O’Day taught in the religion department at Hamilton College in Clinton, New York, for a year before becoming assistant professor of New Testament at Eden Theological Seminary, a United Church of Christ seminary in St. Louis, Missouri, in 1983.
She joined the Candler School of Theology faculty as assistant professor of biblical preaching in 1987, and was appointed the A.H. Shatford Professor of New Testament and Preaching in 1997. She was Senior Associate Dean of Faculty and Academic Affairs, the chief academic officer for the School of Theology, from 2003 until her appointment to Wake Forest in 2010.
Her scholarly research focuses on the Gospel of John, the Bible and preaching, and the history of biblical interpretation. She has written a number of books and articles, including the commentary on the Gospel of John in The New Interpreters Bible (1996) and most recently, Preaching the Revised Common Lectionary: A Guide (Abingdon Press, 2007). She is editor or co-editor of several volumes, including the Oxford Access Bible (Oxford University Press, 1999) and the Theological Bible Commentary (Westminster John Knox Press, 2009). She was editor of the Journal of Biblical Literature from 1999-2006 and is currently General Editor of the Society of Biblical Literature book series, Early Christianity and its Literature.

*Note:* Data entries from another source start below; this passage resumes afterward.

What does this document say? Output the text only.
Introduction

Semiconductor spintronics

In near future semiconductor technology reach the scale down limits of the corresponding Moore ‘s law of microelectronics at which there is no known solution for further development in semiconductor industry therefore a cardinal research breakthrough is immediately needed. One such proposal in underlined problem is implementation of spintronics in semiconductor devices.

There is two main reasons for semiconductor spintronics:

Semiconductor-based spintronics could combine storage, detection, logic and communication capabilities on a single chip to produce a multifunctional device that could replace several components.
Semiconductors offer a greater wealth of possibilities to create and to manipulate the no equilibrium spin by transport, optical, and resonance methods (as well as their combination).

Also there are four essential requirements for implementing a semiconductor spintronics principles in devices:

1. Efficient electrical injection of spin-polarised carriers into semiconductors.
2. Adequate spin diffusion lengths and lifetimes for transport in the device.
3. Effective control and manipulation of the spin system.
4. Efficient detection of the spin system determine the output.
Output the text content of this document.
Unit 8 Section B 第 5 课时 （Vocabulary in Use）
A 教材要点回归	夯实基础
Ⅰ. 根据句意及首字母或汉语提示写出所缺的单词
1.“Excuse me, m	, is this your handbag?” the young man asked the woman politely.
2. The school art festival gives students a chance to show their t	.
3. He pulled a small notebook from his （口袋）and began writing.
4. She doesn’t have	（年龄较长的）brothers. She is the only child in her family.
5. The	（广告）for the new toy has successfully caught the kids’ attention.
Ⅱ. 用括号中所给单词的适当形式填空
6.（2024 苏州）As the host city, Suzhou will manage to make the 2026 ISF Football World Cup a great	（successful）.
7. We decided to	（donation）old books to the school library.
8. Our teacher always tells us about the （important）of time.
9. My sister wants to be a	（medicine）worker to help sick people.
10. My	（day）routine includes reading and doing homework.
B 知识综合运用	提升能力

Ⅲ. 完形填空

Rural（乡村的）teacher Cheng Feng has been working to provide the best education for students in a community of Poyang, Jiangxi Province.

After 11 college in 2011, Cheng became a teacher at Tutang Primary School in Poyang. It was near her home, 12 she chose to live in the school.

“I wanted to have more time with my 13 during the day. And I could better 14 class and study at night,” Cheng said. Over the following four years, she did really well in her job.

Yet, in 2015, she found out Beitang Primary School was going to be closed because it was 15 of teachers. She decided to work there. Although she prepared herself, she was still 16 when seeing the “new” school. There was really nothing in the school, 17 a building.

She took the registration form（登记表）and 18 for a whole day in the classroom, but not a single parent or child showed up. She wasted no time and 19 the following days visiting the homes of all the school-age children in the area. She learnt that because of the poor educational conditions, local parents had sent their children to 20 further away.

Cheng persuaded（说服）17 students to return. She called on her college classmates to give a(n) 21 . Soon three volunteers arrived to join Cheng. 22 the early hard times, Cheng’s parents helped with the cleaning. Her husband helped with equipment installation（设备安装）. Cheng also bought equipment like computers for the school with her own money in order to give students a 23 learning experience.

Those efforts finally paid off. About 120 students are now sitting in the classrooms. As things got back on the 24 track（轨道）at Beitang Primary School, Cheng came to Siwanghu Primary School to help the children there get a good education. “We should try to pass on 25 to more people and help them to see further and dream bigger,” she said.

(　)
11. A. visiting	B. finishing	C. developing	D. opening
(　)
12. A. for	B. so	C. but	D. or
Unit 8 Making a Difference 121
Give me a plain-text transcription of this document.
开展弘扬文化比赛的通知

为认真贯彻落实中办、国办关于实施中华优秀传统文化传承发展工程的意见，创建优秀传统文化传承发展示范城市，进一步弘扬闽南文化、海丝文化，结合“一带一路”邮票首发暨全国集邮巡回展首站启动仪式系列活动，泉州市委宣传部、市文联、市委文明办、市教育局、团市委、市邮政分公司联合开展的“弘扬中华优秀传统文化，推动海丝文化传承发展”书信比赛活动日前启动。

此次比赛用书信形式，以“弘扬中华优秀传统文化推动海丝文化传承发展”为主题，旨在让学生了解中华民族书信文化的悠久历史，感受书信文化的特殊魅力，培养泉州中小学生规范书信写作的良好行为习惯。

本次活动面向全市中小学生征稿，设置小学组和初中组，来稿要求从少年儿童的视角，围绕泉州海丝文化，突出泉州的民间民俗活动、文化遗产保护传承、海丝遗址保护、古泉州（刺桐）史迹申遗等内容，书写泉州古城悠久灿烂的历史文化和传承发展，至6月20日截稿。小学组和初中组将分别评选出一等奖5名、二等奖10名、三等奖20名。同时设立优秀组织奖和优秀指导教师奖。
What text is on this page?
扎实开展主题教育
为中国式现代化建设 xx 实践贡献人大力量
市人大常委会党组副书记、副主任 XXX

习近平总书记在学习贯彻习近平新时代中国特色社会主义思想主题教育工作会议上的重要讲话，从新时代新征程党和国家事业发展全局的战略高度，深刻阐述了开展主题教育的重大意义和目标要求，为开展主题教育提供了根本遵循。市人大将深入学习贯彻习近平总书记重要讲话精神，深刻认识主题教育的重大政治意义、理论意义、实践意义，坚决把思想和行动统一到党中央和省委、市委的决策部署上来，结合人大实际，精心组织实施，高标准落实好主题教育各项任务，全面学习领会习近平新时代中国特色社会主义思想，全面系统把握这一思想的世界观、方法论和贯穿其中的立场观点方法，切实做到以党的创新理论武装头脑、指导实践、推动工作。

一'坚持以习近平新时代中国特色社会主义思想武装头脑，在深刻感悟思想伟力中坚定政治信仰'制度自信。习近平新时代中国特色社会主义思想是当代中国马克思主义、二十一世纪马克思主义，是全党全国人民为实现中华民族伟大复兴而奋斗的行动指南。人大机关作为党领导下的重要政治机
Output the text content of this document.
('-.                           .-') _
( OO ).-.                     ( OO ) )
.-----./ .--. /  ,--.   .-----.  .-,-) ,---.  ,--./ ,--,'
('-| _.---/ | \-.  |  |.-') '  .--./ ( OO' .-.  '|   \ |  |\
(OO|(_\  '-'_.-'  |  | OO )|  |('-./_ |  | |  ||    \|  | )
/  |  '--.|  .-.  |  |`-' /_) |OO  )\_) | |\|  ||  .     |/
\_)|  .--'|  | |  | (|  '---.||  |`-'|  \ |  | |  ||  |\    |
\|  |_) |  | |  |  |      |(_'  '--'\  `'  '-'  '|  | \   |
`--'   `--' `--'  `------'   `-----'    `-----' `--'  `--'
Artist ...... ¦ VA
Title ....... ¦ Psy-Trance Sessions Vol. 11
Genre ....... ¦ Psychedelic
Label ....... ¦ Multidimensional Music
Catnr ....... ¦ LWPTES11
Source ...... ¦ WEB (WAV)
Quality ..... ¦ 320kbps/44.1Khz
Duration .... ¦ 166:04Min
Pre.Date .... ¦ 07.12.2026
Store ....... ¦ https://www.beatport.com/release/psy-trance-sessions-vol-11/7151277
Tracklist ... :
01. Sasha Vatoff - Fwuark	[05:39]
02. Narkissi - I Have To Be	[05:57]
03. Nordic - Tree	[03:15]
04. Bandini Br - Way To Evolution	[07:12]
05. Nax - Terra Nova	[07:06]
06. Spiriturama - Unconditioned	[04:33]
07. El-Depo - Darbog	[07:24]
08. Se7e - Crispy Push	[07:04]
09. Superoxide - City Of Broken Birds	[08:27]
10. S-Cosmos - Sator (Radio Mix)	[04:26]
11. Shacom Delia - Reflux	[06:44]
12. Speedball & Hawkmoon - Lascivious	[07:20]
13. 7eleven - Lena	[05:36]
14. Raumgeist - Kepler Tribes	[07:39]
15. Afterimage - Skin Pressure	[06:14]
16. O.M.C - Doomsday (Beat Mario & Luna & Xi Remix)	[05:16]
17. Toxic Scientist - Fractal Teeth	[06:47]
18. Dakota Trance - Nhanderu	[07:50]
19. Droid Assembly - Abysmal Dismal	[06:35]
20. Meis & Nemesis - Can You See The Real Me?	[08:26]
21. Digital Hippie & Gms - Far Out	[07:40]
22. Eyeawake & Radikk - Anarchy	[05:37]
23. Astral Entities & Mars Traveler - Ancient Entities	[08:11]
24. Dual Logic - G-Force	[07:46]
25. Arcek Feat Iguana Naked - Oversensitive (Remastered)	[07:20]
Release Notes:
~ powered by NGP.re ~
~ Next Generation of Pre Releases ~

O’Day’s presentation will focus on the friendship aspects of the Gospel of John. Friendship is a pivotal social and theological category in the Gospel of John, defining Jesus’ relationship to his followers and his followers’ relationship to one another. To read the Gospel of John through the lens of friendship positions God’s love made tangible in the incarnation at the center of the theological conversation. Friendship also becomes the way Christians can live out God’s love in the world.